While Jeon believes that the human movements tend to have a certain rhythm, pattern and flow, Jeon and his dance team specialized in bone breaking moves, a street dance genre widely known as flexing, which break these rhythms in an unorthodox manner.
“The moves from flexing helped to create mesmerizing zombie transformation with muscle twisting and bone breaking actions,” the choreographer said.
Movement director Jeon Young (Uan)
According to Jeon, zombies evolved as he worked on various projects -- “Kingdom” series, “Peninsula,” “The Cursed: Dead Man’s Prey” (2020) and tvN’s drama “Happiness” (2021), after “Train to Busan,” developing the actions after studying various elements, including the rabies, sleepwalking, robots and dehydration.
“Peninsula” (Red Peter)
New zombie species in ‘All of Us Are Dead’
With global zombie sensation from “Train to Busan” and “Kingdom,” to “#Alive” (2020) and “Peninsula,” Korean directors and thelocal film industry have created their own formula, cementing the Korean-style zombie films.

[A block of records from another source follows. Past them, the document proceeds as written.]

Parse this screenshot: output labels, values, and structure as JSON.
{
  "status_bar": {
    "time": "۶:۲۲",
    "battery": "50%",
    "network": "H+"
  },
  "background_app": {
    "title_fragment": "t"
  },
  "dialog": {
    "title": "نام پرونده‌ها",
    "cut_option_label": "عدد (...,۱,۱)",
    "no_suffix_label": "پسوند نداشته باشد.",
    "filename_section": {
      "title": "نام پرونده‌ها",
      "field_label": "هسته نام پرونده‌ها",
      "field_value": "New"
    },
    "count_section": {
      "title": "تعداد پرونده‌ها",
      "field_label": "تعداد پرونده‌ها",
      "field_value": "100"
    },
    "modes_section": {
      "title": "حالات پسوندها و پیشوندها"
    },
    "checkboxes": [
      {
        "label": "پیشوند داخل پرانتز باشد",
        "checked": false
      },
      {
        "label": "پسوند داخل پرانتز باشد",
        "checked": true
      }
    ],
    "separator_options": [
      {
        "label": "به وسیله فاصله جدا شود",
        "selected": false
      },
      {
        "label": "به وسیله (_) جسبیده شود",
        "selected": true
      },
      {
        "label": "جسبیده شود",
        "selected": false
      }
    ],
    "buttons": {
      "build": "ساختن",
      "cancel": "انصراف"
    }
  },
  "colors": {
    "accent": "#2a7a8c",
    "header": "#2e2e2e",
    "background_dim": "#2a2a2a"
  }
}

While many Western zombie projects heavily focus on the lead characters’ survival and war against the undead, Korean zombie works focus on the story of the birth of zombies, mostly caused by mankind‘s sins, including excessive desires, greed, pollution, tech omnipotence and more.
The story centers around how humanity reacts to the zombies and seeks to reveal the true nature of humans in an apocalyptic world, painting a portrait of survival that is more hideous than bloodstained zombies.

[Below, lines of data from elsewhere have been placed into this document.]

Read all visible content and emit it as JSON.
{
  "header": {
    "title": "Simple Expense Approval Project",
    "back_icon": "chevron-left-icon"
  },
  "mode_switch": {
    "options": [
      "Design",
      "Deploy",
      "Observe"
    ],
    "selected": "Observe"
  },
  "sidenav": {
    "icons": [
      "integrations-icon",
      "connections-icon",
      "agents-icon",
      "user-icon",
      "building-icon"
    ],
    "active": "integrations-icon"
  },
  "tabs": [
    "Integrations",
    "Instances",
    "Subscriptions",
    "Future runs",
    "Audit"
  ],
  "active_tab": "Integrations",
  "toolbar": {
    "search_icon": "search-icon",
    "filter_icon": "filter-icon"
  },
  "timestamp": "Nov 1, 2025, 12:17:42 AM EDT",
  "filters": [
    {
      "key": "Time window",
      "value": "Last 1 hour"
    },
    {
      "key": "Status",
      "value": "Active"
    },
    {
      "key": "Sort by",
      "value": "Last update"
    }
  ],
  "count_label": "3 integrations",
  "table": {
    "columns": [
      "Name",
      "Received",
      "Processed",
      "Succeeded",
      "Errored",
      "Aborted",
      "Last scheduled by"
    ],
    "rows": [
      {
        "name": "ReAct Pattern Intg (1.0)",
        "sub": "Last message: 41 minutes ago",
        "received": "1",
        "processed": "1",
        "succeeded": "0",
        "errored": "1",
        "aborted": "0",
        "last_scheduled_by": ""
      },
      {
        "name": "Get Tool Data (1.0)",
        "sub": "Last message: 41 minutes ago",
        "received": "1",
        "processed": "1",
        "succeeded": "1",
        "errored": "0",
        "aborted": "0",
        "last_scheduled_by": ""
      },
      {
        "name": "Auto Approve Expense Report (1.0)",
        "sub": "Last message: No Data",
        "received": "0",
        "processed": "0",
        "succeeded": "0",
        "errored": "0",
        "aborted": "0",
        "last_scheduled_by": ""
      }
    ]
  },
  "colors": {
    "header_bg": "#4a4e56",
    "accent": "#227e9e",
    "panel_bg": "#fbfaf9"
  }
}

In a bid to intensify viewers’ empathy with the story line, directors often present how the people, who were close to the lead characters, turn into zombies.
“All of Us Are Dead” (Netflix)
“The horror, the bizarre and the speed aside, the series tried to focus on presenting the sadness and sorrow of watching their beloved classmates turning into zombies,” Gook Joong-yi, choreographer of Netflix’s upcoming zombie thriller “All of Us Are Dead,” said in a press release.
Though the series also follows the original formula, the director wished to show the evolution of Korean zombies through “All of Us Are Dead.”
Not all humans turn into zombies in the blink of an eye.
The zombie-turned-human undergoes several stages of emotional change from extreme fear with hallucination to intense aggressiveness with a will to survive.
Director Lee Jae-kyoo hinted that a new form of zombies will appear as well due to the special immune system of the students.
“Because the series is a project with 12 episodes, director Lee wished to present various types of zombies with different make up,” a Netflix press release quoted the makeup artist Pee Dae-sung as saying.
“In early episodes, the zombies’ skin tone and texture were not much different from the uninfected ones. But their faces start to crumble as the skin color changes drastically. Many 60-something actors were cast specifically for the zombie actions. Practices, including going on all fours, were held for about three to four months and many distinctive zombies will appear to entertain the viewers as well,” the director added, signaling the evolution of Korean zombies is yet to be ended.